Зазвонил телефон. Прежде чем поднять трубку, он сказал:
— Вы не могли бы немного подождать в приемной?
Она поднялась, по-прежнему не глядя ему в глаза. Она оказалась высокой.
— Разве обязательно говорить, что все это вам рассказала я? Ведь вы могли узнать об этом из других источников?
— Извините, я поговорю с вами через минуту. Он подождал, пока дверь за ней закрылась.
— Гварначча?
— Да, это я… Да, дело серьезное… Десять дней назад около полуночи исчезла графиня Брунамонти. Вышла с собакой — обычная прогулка вокруг дома, оставила главные ворота во двор незапертыми — так делают, уходя ненадолго. Во дворе найден собачий поводок… Да, как каждый вечер… Об этом и речь… Палаццо Брунамонти на пьяцца Санто-Спирито… На это полагаться нельзя. Информация исходит от дочери, и она не уверена… В любую минуту может передумать. Есть еще брат и юрист, американец. Они хотят привлечь частного детектива, поэтому…
Инспектор повесил трубку и глубоко вздохнул. Согласно статистике, после введения закона 1991 года, который дает разрешение магистрату замораживать банковские счета семьи, член которой стал жертвой похищения, среднее количество подобных случаев снизилось с двадцати одного до пяти в год. Правда, статистика умалчивает о другом: закон создал дополнительные трудности для следствия в тех случаях, когда семья не сообщает о случившемся немедленно; о жестоких страданиях похищенных из-за того, что деньги выплачиваются не сразу. Профессиональные похитители приноровились и выбирают теперь жертв из влиятельных семей со связями, чтобы получить хотя бы часть выкупа от государства в соответствии со статьей закона о «выплатах в интересах расследования». Правда, графиню Брунамонти вряд ли утешила бы мысль, что она одна из этих пяти случаев, а не из двадцати одного. Только статистика может обобщать. Каждый случай требует отдельного подхода. Разве можно обобщить боль и страдания людей? Инспектор встал.
Он надеялся, что начальство согласится — хотя бы на данном этапе — с просьбой дочери сохранять тайну.

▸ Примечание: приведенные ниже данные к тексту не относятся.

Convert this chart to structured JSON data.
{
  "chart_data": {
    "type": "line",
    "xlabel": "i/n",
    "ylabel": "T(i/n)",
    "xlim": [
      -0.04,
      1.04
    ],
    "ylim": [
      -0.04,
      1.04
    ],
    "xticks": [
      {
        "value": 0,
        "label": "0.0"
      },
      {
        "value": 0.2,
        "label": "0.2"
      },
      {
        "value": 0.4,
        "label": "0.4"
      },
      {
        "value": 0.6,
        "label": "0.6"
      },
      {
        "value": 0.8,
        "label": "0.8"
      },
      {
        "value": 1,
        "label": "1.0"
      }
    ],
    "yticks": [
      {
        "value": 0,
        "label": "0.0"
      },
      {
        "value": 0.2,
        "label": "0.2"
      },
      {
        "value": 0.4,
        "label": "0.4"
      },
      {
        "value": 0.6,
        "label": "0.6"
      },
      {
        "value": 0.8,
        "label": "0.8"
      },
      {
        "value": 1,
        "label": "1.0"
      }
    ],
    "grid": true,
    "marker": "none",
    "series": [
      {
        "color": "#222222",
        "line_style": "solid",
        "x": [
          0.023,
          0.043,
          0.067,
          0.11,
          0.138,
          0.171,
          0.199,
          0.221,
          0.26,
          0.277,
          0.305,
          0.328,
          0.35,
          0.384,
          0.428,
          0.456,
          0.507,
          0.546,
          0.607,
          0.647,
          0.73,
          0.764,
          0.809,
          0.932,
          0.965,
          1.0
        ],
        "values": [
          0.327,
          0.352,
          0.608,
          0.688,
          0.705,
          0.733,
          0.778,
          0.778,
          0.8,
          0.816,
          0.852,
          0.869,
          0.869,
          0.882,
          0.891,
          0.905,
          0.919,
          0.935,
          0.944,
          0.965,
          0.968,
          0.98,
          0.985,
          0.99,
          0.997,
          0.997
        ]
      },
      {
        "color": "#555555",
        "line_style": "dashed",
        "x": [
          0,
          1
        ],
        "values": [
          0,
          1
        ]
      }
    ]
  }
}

Это не будет иметь большого значения на первой стадии расследования, зато они не потеряют единственного союзника в семье. Он открыл дверь и выглянул в приемную. Она была пуста.
— Лоренцини! Появился юный сержант.
— Девушка, которая только что была у меня, ушла?
— Да. Мне не следовало ее отпускать?
— Ничего страшного. Ди Нуччо и Лепори уже уехали?
— Только что.
— Надеюсь, они помнят все, о чем я говорил вчера вечером. Они поели?
— Наверное, да.
— Воду взяли? Я их предупреждал. Там на много миль ни одного кафе или бара.
Гварначча застегнул куртку и надвинул пониже фуражку, готовясь встретить ветер, завывания которого слышал все время, пока, ворча, тяжело спускался по лестнице:
— Охранять Палаццо Питти, конечно, должны мы, военная полиция, корпус карабинеров. Да еще поиск свидетелей, да бесконечные дрязги местных жителей! А теперь вот похищение. Откуда взять на все это время и силы?…
Зимнее солнце, ослепляя, сияло на безоблачном небе. Инспектор, проходя под великолепным железным фонарем арочного свода, торопливо нашарил в кармане темные очки: глаза не терпели яркого света. Надежно защитив их темными стеклами, он смело подставил лицо теплым солнечным лучам, наслаждаясь утренними запахами, которые свирепый ветер нес с гор. Солнце пыталось согреть воздух, однако, как только Гварначча покинул Палаццо Питти и вышел на открытый склон перед дворцом, ледяной ветер набросился на него, и он с удовольствием подумал, как хорошо, что на нем плотная тяжелая куртка.
На площади у подножия холма царило возбуждение и было не протолкнуться — флорентийцы, воодушевленные великолепием дня, стремились ехать порезвее. Каждые несколько минут перекресток виа Романо и виа Маджо оглашался хором клаксонов. Инспектор пересек площадь и пошел прямо, срезая путь через квартал многоэтажных домов по узкой аллее с припаркованными мопедами. Машин на стоянках не было. Он вышел на пьяцца Санто-Спирито на углу у церкви. И зачем его сюда занесло? Эта история его не касается! Куда разумнее было бы отправиться прямо в главное управление на другом берегу реки. Однако он прекрасно понимал, что его ожидает: он хорошо знал своего шефа.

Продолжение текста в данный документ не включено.